Frequently Asked Questions about Indian Rupees
The Indian Rupee (INR) is one of the currencies that is most sensitive to external factors. The price of oil (the country is heavily dependent on oil imports), the value of the US dollar (most trade is done in US dollars), and the level of foreign investment all play a role. Direct intervention by the Reserve Bank of India (RBI) in the foreign exchange market to maintain exchange rate stability and the level of interest rates set by the RBI are factors that have an even greater impact on the rupee.
The Reserve Bank of India (RBI) actively intervenes in the foreign exchange market to maintain stable exchange rates and facilitate trade. Additionally, the RBI seeks to maintain inflation at its target of 4% by adjusting interest rates. Typically, when interest rates rise, the rupee appreciates. This is due to the role of the “carry trade,'' in which investors borrow in a country with low interest rates, place their funds in a country with relatively high interest rates, and profit from the difference.
Macroeconomic factors that influence the value of the rupee include inflation, interest rates, economic growth rate (GDP), trade balance, and inflows from foreign investments. Higher growth rates could lead to more foreign investment and higher demand for the rupee. A reduction in the negative trade balance will ultimately lead to a stronger rupee. Rising interest rates, especially real interest rates (interest rates minus inflation), are also positive for the rupee.

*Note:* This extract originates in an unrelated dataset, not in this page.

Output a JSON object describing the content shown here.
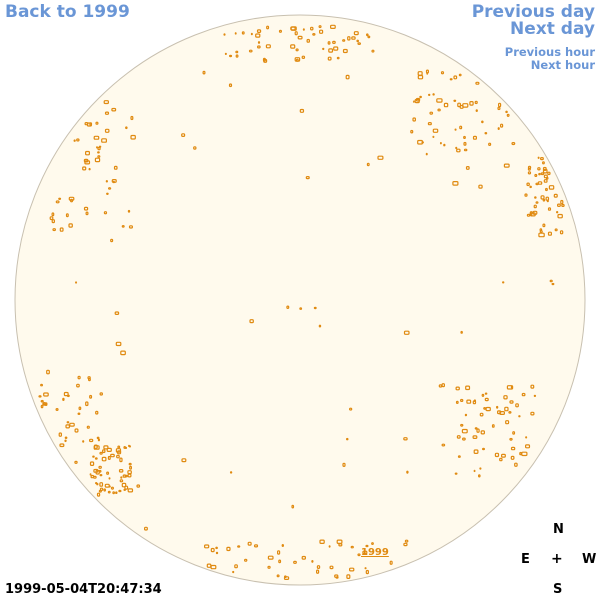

The risk-on environment is likely to lead to higher foreign direct and indirect investment (FDI and FII) inflows, which will also benefit the rupee.
A rise in inflation, especially when it is relatively high compared to India's peers, is generally negative for a currency as it reflects a fall in the value of the currency due to oversupply. Inflation also increases export costs and more rupees are sold to buy imported goods from abroad, making the rupee negative. At the same time, higher inflation usually leads to Reserve Bank of India (RBI) raising interest rates, which could be positive for the rupee as it increases demand from foreign investors. The opposite effect applies when inflation falls.